Celui-ci se prolonge avec le Soupir (dédié à Stravinsky en 1913) que pousse Ravel à travers Mallarmé et sa poésie mystérieusement automnale, puis dans le Placet futile (pour Florent Schmitt) du même poète, avec son atmosphère d’amour trouble, et dans Surgi de la croupe et du bond (pour Satie), avec son côté hermétique. Sandrine Piau s’accapare la part transparente de l’écriture musicale, où, selon ses propos, telle une chimère, vers et musique se mêlent en une réciprocité troublante. La cantatrice joue de cette sorte de duplicité avec un plaisir évident. On ne s’attend pas à rencontrer Britten pour clôturer ce récital. En pleine adolescence (il a quatorze ans lorsqu’il compose les 4 Chansons françaises), l’Anglais s’inspire de Victor Hugo, sans emphase (Nuits de juin et L’enfance), et de Verlaine, avec une évidente simplicité (Sagesse et Chanson d’automne). Ces mélodies, qui montrent une précoce maîtrise du phrasé, trouvent une place naturelle dans un ensemble séduisant, dont on sort avec le sentiment global d’avoir participé presque charnellement à une aventure investie par la lumière et les couleurs infinies dont elle se pare.

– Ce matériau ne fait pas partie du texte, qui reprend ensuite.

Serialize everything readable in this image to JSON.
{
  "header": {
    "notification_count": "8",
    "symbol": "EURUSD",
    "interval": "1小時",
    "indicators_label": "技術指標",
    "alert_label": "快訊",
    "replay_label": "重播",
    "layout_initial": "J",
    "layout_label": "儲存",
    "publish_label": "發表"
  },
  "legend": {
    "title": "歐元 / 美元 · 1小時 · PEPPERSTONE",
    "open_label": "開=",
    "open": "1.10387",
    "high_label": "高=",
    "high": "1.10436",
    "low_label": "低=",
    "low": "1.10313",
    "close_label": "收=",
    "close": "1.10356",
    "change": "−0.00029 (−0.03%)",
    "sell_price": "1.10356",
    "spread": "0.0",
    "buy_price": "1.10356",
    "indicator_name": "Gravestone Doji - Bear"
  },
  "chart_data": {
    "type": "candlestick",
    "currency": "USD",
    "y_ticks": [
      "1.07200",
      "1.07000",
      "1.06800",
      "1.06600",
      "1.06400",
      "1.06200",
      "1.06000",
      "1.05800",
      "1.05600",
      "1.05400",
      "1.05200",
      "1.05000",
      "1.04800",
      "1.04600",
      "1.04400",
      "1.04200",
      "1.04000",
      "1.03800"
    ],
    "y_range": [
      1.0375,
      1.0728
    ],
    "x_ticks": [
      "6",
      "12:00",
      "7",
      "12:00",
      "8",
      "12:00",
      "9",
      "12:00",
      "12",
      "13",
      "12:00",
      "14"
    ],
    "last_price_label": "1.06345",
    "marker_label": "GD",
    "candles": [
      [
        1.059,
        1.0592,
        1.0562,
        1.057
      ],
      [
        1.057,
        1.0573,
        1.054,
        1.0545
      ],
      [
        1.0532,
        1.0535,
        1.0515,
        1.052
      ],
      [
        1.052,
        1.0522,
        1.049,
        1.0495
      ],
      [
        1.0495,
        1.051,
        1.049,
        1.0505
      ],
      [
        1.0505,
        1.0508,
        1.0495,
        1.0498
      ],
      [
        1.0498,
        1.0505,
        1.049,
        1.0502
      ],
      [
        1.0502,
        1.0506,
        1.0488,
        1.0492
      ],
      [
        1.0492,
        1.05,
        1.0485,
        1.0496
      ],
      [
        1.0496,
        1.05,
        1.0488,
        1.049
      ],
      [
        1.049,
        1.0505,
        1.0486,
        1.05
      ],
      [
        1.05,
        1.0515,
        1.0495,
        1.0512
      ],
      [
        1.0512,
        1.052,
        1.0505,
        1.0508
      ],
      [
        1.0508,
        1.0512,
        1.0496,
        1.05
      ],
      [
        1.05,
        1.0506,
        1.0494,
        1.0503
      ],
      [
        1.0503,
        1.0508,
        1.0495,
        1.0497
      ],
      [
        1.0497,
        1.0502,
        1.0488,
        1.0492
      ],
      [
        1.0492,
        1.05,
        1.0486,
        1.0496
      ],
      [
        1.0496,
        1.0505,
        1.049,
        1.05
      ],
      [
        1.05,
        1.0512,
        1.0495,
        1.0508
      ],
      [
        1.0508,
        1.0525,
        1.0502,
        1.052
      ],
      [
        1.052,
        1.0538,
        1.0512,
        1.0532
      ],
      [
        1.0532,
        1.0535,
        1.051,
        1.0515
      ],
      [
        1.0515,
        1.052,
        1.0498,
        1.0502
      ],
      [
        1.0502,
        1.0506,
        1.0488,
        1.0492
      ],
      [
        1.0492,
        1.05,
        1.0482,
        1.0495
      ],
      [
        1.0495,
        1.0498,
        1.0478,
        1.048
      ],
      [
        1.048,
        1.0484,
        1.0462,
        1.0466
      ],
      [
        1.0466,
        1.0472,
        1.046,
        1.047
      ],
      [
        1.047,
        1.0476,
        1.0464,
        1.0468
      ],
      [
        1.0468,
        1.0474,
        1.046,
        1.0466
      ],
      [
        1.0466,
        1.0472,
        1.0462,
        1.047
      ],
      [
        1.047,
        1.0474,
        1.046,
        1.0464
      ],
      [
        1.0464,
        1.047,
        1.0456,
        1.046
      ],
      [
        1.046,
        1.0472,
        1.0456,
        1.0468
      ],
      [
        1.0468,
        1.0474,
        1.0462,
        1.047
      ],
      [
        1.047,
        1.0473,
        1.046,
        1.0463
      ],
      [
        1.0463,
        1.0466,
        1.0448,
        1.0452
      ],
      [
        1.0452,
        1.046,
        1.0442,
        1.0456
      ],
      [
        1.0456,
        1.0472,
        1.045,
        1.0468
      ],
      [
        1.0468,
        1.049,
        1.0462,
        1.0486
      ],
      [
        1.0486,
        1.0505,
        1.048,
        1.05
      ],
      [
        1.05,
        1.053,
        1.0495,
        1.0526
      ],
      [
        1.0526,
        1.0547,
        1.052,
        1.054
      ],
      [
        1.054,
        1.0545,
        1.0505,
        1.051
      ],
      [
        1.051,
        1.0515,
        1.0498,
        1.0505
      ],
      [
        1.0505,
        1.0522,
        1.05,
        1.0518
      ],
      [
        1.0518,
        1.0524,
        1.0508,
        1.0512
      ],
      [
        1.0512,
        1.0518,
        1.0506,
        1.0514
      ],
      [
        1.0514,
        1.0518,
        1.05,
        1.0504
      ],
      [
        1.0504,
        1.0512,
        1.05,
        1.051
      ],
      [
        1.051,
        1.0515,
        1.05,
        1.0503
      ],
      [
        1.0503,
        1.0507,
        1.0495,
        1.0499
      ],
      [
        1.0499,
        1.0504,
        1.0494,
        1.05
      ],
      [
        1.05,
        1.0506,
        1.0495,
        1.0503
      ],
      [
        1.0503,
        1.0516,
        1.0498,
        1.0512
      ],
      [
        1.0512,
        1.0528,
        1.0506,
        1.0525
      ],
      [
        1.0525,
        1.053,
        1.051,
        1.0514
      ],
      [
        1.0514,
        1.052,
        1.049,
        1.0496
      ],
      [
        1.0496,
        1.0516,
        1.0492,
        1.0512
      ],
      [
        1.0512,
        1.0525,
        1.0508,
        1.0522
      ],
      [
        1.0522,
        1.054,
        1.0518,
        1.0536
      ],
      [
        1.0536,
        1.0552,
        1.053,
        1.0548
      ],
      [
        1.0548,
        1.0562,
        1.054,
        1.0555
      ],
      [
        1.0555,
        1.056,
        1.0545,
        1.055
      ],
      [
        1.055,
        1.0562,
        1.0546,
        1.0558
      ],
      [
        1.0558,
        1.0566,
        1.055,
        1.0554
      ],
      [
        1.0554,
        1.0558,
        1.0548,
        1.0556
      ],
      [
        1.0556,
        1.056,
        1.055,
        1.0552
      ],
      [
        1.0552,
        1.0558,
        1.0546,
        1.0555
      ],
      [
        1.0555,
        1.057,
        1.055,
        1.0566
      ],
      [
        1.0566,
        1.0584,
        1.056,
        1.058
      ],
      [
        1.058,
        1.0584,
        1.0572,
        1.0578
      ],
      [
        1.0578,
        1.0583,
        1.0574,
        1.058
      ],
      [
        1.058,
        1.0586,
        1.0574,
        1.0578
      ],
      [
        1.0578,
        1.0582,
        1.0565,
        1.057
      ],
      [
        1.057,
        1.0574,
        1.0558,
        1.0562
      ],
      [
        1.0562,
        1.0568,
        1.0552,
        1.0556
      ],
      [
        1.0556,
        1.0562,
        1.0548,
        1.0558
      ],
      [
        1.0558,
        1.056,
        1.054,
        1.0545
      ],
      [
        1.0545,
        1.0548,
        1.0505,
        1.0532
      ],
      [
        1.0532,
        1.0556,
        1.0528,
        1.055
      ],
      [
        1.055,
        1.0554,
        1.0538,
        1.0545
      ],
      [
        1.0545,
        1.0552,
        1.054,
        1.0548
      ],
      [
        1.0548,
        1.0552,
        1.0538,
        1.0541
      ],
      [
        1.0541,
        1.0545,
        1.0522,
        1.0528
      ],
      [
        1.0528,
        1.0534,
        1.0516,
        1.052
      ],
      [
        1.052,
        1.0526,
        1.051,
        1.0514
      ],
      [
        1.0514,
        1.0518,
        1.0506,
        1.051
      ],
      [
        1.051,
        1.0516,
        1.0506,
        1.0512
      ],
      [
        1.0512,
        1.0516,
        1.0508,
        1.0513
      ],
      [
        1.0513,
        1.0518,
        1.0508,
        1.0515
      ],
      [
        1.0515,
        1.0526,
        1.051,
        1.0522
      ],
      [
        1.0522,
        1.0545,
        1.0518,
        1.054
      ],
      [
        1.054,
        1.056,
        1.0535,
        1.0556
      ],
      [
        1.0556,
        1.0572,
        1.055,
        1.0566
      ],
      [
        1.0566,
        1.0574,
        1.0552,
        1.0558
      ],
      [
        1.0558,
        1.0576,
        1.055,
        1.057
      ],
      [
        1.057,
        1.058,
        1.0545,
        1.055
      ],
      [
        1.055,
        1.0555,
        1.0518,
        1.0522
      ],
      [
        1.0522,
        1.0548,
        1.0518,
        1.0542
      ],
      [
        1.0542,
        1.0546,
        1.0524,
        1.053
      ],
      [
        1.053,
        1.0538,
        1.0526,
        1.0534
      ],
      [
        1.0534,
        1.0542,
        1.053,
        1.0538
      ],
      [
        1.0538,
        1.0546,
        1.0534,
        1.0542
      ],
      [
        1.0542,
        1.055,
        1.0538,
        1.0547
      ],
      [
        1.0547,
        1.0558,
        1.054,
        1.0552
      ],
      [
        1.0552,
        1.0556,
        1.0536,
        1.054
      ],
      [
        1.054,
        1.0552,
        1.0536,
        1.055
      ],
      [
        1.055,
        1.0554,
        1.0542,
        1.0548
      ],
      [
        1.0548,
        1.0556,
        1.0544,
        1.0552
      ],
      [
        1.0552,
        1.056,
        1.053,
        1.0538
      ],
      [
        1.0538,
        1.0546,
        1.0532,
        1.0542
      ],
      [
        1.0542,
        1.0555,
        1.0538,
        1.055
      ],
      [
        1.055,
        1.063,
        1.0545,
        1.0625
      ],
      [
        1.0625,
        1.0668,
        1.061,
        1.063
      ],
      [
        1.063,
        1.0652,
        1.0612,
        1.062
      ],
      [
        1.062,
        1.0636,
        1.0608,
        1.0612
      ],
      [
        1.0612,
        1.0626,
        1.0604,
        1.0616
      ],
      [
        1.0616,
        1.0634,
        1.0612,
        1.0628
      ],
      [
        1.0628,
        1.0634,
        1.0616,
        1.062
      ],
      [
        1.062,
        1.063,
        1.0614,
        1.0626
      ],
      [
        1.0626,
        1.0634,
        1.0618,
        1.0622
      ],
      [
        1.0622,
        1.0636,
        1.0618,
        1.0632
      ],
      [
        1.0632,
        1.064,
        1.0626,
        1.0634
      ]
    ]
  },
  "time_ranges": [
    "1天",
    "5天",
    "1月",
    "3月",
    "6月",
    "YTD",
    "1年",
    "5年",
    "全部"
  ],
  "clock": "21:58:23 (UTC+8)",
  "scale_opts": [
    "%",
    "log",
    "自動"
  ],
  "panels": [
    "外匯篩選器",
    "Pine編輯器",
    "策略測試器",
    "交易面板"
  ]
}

L’Orchestre Victor Hugo de Bourgogne Franche-Comté et son chef Jean-François Verdier, qui étaient déjà de la partie dans l’album Clair-Obscur, cisèlent ce parcours avec un raffinement de chaque instant, offrant au chant un précieux écrin. On apprécie les qualités instrumentales dans les deux moments debussystes sans voix : Clair de lune, orchestré par André Caplet, et la sixième Épigraphe antique, par Ernest Ansermet, viennent s’insérer entre les mélodies avec grâce et élégance, dans une atmosphère chambriste qui prend toute sa signification. On ne dissociera pas ce superbe album de Clair-Obscur, son indispensable autre face ! Les deux forment un diptyque de haut niveau.